Задержанного повели вверх.
— Тоже храп! Даже штанов форменных не переодел!..
— Городаш?
— Он самый.
Несколько человек кинулись по лестнице за переодетым полицейским. Но их задержали:
— Не глупите! В комитете разберут.
Потапов засмеялся.
— Выходит, — обратился он к своим спутникам, — наши умнее полиции. Мы-то его благородию очки сумели втереть...
— Наш фарт.
Наконец, они выбрались на улицу. Там выстраивались широкой колонной демонстранты. Базар напротив казался пустынным и безлюдным.
Вынесли знамя и широкое красное полотнище с белыми буквами. Белые буквы дерзко кричали:
— Долой самодержавие!..
Этот безмолвный, но дерзкий крик плаката веселил и радовал. Запретные слова, которые еще совсем недавно появлялись только в напечатанных в подпольных типографиях прокламациях и произносились крадучись и с опаской, теперь вырвались открыто на улицу и громко звучат и их ничем не заглушишь. Так же, как ничем не заглушишь яркие песни, которые стали вспыхивать то здесь, то там в толпе демонстрантов. Песни звучали молодо и свежо, как молодо и свежо было все кругом: и необыкновенная взволнованность, и чувство опасности, и небывалая товарищеская связь совсем чужих друг другу, еще полчаса назад незнакомых людей. Серый октябрьский день светился скупо и буднично, но праздничны были лица и почти беспечны. Не было солнца, но в глазах сиял радостный свет и казалось, что день ярок и солнечнен, что на дворе не хмурая и студеная пора, заковавшая землю морозами, а сияющая, бодрящая весна.

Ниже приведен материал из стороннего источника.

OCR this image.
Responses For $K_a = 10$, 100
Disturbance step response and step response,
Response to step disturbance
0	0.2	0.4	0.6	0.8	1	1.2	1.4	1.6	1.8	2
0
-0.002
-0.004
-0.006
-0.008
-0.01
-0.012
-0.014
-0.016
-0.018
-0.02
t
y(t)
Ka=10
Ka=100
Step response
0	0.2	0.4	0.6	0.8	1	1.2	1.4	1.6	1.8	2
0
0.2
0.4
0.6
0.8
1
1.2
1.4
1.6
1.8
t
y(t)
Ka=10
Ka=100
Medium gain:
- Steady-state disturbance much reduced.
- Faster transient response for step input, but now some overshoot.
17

Спутник Емельянова и Потапова разглядывал толпу, читал дерзкую надпись на полотнище, усмехался. В его усмешке были и удивление, и радость, и некоторое недоумение. В эти дни многое волновало и изумляло его. В эти дни раскололась его жизнь: где-то остались позади безнадежность, беспросветное существование и тупая покорность действительности.
— Неужто сковырнем? — спросил он Потапова, указывая на плакат. — Неужель ему хана приходит?
— Самодержавию-то? — переспросил Потапов. — Видишь, действуем!.. — Если не сдадим, так, конечно, сковырнем!..
— Вот и ладно!.. А то податься было некуды. Полное затмление жизни... Наипаче в деревне, крестьянству...
— А рабочим, думаешь, слаще? — вмешался Емельянов.
— Я не говорю... Всем туго. Только крестьянству уже нет. Так сузило, что хоть помирай... Главное, земля...
— Революция возвратит землю трудящимся, — назидательно сказал Потапов. — Рабочим — фабрики, а крестьянам земля!
Из собрания все выходили и выходили. Улица пред трехэтажным домом заполнилась людьми. Над толпою, как невидимые клубы горячего пара, волновался шум. Этот шум мешался с колокольным трезвоном, который не умолкал и о чем-то предупреждал. Но толпа не прислушивалась к нему и была захвачена своим настроением, своим делом. Те, кто стояли поближе к знамени и к плакату, стали выстраиваться в широкую шеренгу. По толпе пробежало:
— Товарищи, постройтесь по восемь в ряд!.. По восемь!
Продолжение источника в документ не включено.